Per ammantare di venerabilità la richiesta, si tira in ballo persino la
Costituzione (che quando serve diventa un grande classico), che tutelerebbe “la
procreazione cosciente e responsabile”.
È questa idea che dobbiamo rifiutare decisamente. Che nel
nostro futuro ci debba essere per forza una culla e dei biberon, che qualcuno possa
dall’alto decidere quando dobbiamo fare figli, quanti dobbiamo farne, se
dobbiamo farne.
La campagna creata è talmente paradossale che verrebbe da porre alcune
provocazioni:
a) Volete i nostri figli? Manteneteceli. Se sono figli di
Stato, lo Stato soddisfi i loro bisogni. Faccia in modo che chi decide di
diventare genitore possa continuare a lavorare e sia tutelato sul posto di
lavoro, lo aiuti economicamente e crei forme di reddito indiretto che
sostengano questa decisione.
È ovviamente nient’altro che una provocazione: l’idea che basti un
corrispettivo economico per farci riprodurre è un’idea fascista, e non ci
interessa. E dovrebbe indignare anche il paese benpensante solo poco tempo fa
tanto sdegnato dall’ipotesi dell’utero in affitto.

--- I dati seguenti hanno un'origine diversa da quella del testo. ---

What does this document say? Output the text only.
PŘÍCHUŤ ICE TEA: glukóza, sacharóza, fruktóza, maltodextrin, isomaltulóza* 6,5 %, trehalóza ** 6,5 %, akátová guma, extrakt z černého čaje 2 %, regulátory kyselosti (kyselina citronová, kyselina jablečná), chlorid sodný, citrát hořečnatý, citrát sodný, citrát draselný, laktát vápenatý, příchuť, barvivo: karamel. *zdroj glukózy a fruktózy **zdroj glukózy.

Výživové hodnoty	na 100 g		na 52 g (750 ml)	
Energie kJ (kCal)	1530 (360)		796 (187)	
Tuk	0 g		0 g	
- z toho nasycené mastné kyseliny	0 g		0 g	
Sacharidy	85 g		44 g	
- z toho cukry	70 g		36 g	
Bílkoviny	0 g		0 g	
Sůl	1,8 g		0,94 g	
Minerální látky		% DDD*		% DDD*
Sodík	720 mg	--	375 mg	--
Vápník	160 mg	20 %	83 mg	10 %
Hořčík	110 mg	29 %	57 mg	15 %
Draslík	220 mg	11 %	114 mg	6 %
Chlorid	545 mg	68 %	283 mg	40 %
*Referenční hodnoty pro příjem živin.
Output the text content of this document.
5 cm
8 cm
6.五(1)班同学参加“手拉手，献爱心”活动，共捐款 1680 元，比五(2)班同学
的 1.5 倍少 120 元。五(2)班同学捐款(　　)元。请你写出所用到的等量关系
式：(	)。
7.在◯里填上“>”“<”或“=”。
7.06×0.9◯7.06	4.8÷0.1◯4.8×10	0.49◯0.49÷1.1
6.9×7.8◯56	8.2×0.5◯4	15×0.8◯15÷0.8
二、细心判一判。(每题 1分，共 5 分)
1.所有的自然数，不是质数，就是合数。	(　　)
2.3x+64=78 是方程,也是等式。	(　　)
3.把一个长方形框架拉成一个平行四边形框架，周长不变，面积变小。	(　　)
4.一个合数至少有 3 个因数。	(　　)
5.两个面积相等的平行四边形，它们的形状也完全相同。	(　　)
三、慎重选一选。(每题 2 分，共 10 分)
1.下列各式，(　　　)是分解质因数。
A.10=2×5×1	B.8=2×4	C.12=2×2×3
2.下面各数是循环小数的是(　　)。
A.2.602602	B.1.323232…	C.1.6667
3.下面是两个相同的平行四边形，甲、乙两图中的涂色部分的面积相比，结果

b) C’è bisogno di bambini in Italia? Ebbene ce ne sono tantissimi, nati qui, che crescono qui, e che poiché sono figli di migranti non sono considerati cittadini italiani fino alla maggiore età. Istituiamo lo ius soli e facciamo sì che ogni nuovo nato sul nostro territorio acquisti automaticamente tutti i diritti che la cittadinanza comporta. Non solo: teniamo le frontiere aperte, creiamo meccanismi veri di accoglienza, diamo diritti a coloro che chiedono di restare nel Paese. Così, e non con la riproduzione scellerata, si affronta il problema del progressivo invecchiamento della popolazione.